Basics of stata this handout is intended as an introduction to stata. If you are using the official metaanalysis commands in stata 16, the collection of stata journal articles is still valuable because the collection contains information about metaanalysis, and not just information on the communitycontributed metaanalysis commands. A meta regression can be done in stata 16 with the meta regress command. The results of each study may be summarized as counts in a 2by2 table. To do the metaregression i have taken all the aspects of the included studies that could have contributed to the heterogeneity followup duration, study size, study population and period of the. This book is composed of four chapters covering a variety of topics about using stata for regression. This will include looking at the accumulation of evidence in cumulative meta analysis, using graphical and statistical techniques to look for evidence of bias, and using meta regression to investigate possible sources of heterogeneity. I want to see what this variable does to the mortality rate, expressed as rd or or. The p value of each regression coefficient will indicate whether this difference is statistically significant. How to conduct metaregression with continuous and categorial.
It has usually been performed in a bayesian setting, but recently it has become possible in a frequentist setting using multivariate meta analysis and meta regression, implemented in stata. If you are using the official meta analysis commands in stata 16, the collection of stata journal articles is still valuable because the collection contains information about meta analysis, and not just information on the communitycontributed meta analysis commands. Reprinted in stata technical bulletin reprints, vol. Data analysis with stata 12 tutorial university of texas. It also provides explanations of various plots that are presented as well as introducing metaregression. Performing standard metaregression analysis with spss.
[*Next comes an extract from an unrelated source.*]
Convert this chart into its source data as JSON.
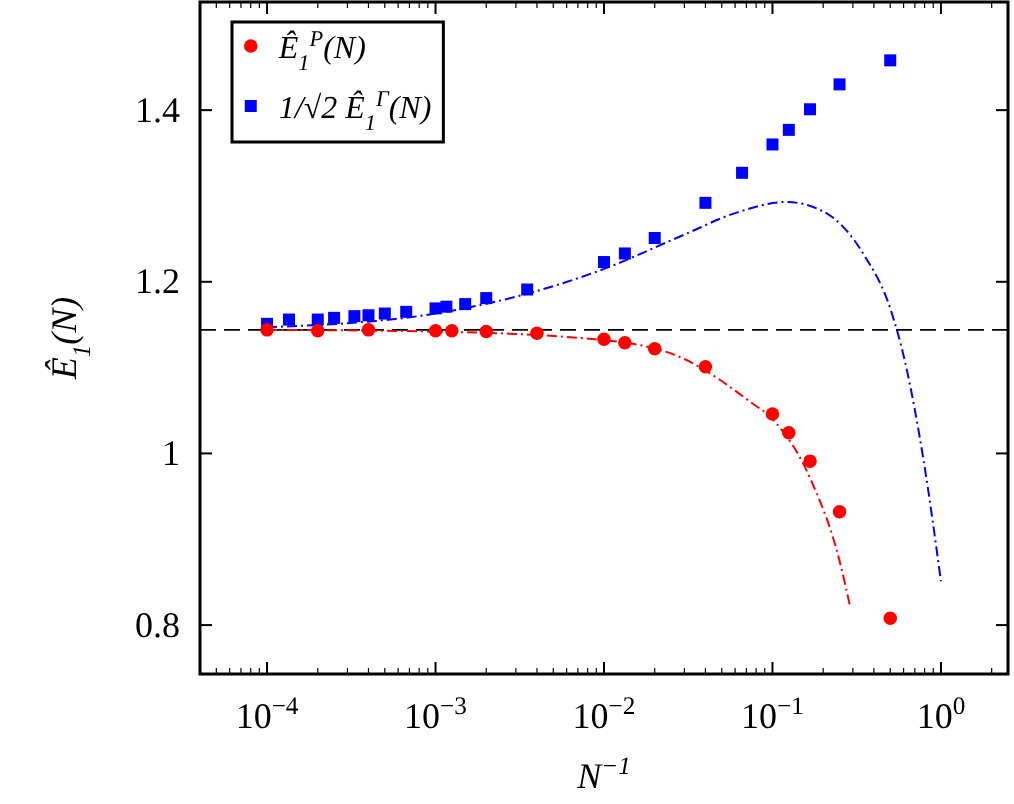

These studies have a treatment group arm and a control group. I am conducting a metaanalysis in psychotherapy research and want to use metaregression to identify moderators. However, the output for one of the variables sample size the regression coefficient and. This is the second of two stata tutorials, both of which are based on the 12th version of stata, although most commands discussed can be used in. This r function is a wrapper function for r function rma. The command meta summarize, subgroup can be used to do a subgroup analysis. The estimated model coefficients, corresponding standard errors, and the test statistics are exactly the same. In subsequent papers in this series, we will discuss how you can conduct meta analysis of diagnostic and screening studies, and principles of network meta analyses, where you can conduct a meta analysis with more than one intervention or exposure variable.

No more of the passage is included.